In Penelope Gottlieb’s painting Castilleja cruenta standl (2007), bright organic shapes shoot out from a whorl of white smoke like technicolor shrapnel bursting from an explosion. Inspired by Roy Lichtenstein’s iconic graphics from the 1960s, the Santa Barbara artist’s vibrant, comic-strip-style Pop art aesthetic summons a sense of exhilaration and urgency, as speckled seeds, ancient roots and geometric forms hurtle toward us.
The ink, oil and acrylic work, named for a flowering plant that has disappeared from nature, is part of Gottlieb’s “Extinct Botanicals” series, which she describes as a “visual requiem” for departed flora, celebrating them through a kitsch chromatic language. These shattered blooms convey a poignant message about nature’s vulnerability and humans’ impact on our planet.
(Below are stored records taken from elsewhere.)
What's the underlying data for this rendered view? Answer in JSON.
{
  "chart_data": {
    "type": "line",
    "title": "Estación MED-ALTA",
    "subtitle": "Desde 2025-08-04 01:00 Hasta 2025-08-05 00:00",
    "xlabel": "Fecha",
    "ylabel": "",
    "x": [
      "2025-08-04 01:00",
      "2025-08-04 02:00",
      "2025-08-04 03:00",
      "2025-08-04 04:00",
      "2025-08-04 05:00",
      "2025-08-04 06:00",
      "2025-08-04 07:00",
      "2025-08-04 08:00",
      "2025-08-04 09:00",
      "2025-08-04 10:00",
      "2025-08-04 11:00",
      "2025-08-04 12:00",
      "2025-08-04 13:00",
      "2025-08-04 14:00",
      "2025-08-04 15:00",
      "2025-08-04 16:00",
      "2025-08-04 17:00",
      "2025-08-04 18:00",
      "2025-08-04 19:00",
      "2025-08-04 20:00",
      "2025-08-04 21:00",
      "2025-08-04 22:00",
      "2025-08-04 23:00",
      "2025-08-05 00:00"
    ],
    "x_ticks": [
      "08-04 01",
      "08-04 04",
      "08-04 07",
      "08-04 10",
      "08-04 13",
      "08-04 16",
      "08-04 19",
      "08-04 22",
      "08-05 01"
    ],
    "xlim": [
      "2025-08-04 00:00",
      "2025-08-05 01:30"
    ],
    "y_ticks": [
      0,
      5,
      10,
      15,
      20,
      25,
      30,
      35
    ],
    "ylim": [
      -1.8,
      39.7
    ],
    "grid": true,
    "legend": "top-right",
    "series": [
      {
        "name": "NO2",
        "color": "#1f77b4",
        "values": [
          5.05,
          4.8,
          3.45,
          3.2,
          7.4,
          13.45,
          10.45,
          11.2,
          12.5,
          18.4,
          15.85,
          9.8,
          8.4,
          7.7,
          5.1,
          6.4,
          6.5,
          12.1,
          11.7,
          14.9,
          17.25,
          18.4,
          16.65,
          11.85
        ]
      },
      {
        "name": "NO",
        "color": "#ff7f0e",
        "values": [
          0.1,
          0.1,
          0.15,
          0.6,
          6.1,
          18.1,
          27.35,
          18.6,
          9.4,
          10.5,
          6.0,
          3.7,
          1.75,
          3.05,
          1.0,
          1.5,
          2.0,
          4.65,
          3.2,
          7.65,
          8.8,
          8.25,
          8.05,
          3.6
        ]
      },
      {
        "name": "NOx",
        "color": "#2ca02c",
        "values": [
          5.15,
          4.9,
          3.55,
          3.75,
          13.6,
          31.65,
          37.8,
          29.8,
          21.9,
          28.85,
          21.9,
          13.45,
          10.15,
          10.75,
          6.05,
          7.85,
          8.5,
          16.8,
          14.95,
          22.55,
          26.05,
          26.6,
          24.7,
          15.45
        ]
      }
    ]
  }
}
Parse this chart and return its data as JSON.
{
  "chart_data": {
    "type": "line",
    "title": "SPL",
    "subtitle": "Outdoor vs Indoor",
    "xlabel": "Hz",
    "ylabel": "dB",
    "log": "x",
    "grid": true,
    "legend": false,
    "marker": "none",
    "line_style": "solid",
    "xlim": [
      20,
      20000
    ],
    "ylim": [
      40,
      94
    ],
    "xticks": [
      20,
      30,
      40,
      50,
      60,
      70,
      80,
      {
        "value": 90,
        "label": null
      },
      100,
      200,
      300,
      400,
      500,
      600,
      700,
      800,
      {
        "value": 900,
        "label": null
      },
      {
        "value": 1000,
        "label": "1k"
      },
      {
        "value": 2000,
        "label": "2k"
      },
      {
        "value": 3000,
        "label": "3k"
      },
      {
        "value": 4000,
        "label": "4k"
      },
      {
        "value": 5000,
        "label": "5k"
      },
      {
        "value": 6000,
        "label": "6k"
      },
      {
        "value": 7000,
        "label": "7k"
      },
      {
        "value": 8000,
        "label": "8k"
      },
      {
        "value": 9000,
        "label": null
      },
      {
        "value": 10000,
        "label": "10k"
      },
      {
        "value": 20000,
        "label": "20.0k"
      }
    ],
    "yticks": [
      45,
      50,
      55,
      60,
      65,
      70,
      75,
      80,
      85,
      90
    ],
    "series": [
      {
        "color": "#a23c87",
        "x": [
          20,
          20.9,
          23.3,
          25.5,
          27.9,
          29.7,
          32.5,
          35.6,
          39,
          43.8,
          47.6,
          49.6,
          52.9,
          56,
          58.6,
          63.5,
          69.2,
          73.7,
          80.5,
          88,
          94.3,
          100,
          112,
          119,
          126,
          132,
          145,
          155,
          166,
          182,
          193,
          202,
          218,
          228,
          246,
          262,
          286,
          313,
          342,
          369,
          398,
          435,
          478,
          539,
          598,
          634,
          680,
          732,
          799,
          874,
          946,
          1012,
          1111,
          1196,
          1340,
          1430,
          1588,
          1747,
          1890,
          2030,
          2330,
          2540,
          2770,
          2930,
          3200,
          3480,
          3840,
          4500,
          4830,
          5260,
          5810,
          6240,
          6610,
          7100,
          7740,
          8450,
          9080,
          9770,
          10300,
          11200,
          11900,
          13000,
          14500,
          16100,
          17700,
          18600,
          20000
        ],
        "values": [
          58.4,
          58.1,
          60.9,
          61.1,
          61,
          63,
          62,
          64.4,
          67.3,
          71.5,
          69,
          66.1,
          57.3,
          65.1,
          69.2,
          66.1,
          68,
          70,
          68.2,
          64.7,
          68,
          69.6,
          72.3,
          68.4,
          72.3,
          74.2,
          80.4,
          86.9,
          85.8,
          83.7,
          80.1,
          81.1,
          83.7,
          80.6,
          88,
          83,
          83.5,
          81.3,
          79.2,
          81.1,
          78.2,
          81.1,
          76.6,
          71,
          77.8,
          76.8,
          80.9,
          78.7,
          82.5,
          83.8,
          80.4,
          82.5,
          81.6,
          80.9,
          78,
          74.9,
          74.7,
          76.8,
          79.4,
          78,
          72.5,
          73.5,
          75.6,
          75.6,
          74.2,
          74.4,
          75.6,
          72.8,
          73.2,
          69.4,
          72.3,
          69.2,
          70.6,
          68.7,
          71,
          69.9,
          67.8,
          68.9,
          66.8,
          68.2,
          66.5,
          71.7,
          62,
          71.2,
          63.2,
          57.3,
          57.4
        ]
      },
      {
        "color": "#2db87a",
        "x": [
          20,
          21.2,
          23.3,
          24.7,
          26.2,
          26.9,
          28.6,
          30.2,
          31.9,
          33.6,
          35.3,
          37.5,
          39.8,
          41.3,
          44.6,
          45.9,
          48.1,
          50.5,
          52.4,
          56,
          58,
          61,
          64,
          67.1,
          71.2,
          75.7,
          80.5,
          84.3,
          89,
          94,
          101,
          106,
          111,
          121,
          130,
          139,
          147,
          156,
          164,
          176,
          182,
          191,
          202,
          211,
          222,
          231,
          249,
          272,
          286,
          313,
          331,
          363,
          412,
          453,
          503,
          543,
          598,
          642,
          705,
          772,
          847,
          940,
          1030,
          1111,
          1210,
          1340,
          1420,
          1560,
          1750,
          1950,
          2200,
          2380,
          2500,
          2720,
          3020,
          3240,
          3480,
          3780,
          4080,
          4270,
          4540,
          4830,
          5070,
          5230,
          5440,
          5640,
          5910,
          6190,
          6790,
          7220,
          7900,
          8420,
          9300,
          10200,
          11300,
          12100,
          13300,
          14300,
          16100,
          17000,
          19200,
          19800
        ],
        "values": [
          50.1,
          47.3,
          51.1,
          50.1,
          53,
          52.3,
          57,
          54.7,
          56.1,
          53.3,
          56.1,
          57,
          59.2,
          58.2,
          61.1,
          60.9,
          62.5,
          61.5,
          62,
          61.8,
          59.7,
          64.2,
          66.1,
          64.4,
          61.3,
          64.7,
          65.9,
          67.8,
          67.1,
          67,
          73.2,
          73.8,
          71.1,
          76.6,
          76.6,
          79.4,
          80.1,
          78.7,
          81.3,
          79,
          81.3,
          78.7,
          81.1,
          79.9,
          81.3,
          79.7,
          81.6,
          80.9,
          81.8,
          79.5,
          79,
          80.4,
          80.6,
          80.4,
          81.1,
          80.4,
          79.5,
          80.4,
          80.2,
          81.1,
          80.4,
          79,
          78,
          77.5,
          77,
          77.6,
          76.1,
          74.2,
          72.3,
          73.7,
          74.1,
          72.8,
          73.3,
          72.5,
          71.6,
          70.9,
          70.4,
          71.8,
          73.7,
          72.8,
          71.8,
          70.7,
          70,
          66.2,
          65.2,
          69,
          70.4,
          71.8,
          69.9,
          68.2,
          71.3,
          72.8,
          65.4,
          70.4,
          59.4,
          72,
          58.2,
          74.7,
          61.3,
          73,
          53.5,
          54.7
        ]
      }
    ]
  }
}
“Whereas older traditions of botanical art and still-life painting involved calm, studio-bound reflections of natural beauty and visual order, a new paradigm seems appropriate in the more fragile condition of today’s world,” Gottlieb says. “We’re in a state of accelerated change, possibly teetering on an apocalyptic brink. We naturally feel a sense of anger. The plants I am painting are under assault. They’re being attacked. They’re being blown up.”
The images resulting from this new paradigm are as intriguing as they are poignant, piquing the imagination even as they make powerful statements about loss, crisis and the hope for renewal.